Kabinet Den Uyl yang mulai berdirinya pada Mei 1973 menyatakan bahwa negara-negara Karibia di dalam Kerajaan akan merdeka selama masa jabatannya. Antilles Belanda menolak ide itu, tetapi Suriname bersedia untuk angkat bicara. Pemerintah Suriname di bawah Jules Sedney berpendapat bahwa Belanda bertindak dengan terburu-buru yang tidak wajar, dan bahwa kemerdekaan membutuhkan perencanaan jangka panjang.[2] Namun, pemerintah Henck Arron yang baru terpilih menerima undangan Den Uyl bahwa Suriname akan menjadi independen pada akhir tahun 1975. Setelah negosiasi panjang, dan dengan paket pemecatan yang sangat substansial sebesar 3,5 miliar gulden Belanda bantuan Belanda, Suriname menjadi independen pada 25 November 1975. Pada 21 November, patung Ratu Wilhelmina dihapus dari Oranjeplein dan digantikan dengan bendera Suriname. Oranjeplein diubah menjadi Independence Square. Bendera Belanda diturunkan untuk terakhir kalinya pada malam 24 November. Sebuah pesta besar dimulai sekitar tengah malam.
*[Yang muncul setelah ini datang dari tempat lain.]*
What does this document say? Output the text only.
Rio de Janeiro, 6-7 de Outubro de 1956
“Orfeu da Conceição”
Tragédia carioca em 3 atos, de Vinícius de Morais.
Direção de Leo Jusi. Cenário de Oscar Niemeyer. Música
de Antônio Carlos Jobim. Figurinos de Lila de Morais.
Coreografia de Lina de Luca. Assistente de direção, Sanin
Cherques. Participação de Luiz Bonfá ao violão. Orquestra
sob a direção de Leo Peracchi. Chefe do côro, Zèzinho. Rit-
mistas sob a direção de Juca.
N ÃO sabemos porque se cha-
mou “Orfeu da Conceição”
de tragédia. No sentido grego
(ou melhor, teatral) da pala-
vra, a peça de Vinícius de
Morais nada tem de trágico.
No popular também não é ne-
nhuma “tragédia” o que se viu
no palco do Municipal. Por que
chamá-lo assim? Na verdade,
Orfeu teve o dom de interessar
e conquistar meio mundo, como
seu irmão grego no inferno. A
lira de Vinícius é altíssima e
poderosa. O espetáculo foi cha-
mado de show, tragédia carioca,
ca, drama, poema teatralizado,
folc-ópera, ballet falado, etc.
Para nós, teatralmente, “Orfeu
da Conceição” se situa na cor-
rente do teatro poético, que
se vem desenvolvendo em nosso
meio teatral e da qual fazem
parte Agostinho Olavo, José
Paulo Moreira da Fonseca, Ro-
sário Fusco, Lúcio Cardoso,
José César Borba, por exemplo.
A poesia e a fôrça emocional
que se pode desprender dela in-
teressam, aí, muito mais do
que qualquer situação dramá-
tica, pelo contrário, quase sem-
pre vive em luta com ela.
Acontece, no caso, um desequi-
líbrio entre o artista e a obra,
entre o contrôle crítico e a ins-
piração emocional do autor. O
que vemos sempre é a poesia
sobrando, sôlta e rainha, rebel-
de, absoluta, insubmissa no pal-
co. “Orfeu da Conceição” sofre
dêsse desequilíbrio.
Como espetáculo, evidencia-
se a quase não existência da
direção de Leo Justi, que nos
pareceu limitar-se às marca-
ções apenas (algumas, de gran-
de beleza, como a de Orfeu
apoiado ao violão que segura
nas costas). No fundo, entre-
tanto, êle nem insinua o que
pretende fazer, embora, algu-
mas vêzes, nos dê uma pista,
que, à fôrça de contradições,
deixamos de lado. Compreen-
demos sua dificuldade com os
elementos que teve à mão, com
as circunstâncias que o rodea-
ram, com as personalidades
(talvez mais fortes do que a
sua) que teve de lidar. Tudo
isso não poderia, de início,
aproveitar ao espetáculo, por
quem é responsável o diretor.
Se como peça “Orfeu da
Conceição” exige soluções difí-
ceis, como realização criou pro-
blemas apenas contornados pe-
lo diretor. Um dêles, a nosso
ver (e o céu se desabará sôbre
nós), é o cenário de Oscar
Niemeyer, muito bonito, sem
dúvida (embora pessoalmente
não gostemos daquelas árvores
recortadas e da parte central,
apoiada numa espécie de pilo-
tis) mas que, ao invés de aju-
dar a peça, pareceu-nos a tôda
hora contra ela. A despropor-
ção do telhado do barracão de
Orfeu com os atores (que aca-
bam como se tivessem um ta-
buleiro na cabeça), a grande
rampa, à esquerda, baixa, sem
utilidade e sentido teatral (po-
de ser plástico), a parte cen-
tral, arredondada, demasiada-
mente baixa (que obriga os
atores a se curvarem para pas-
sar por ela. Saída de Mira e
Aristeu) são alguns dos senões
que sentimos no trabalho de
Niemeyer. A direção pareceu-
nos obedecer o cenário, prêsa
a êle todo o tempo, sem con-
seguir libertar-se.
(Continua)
Hari pertama Republik Suriname merdeka dirayakan di perusahaan Putri Beatrix, Pangeran Claus dan Perdana Menteri Den Uyl. Akhirnya, pada tanggal 25 November Mantan gubernur Ferrier bersumpah sebagai presiden, sementara di Den Haag Ratu Juliana menandatangani perjanjian kedaulatan.
Guyana Belanda
Istilah Guyana Belanda (bahasa Belanda: Nederlands Guiana) sering digunakan secara tidak resmi untuk Suriname, dalam analogi dengan Guyana Inggris dan Guyana Prancis. Secara resmi, nama wilayah ini adalah Suriname, baik dalam bahasa Belanda dan Inggris, Namun sebelum 1814, ada beberapa koloni Belanda di Guyana: Suriname, Berbice, Essequibo, Demerara dan Pomeroon .[3][4] Empat wilayah (selain Suriname) diambil alih oleh Inggris pada tahun 1814 dan digabungkan menjadi Guyana Inggris pada tahun 1831. Istilah Guyana Belanda yang diterapkan pada periode sebelum 1814 tidak menggambarkan entitas politik yang berbeda, tetapi kelompok koloni yang berada dibawah kedaulatan Belanda.[5] Karena itu, istilah "Gubernur Guyana Belanda" tidak boleh menyebabkan kebingungan jika diterapkan pada periode setelah 1814. Namun, sebelum 1814, penggunaan itu tidak benar karena Gubernur Suriname tidak memerintah koloni Belanda lainnya di Guyana.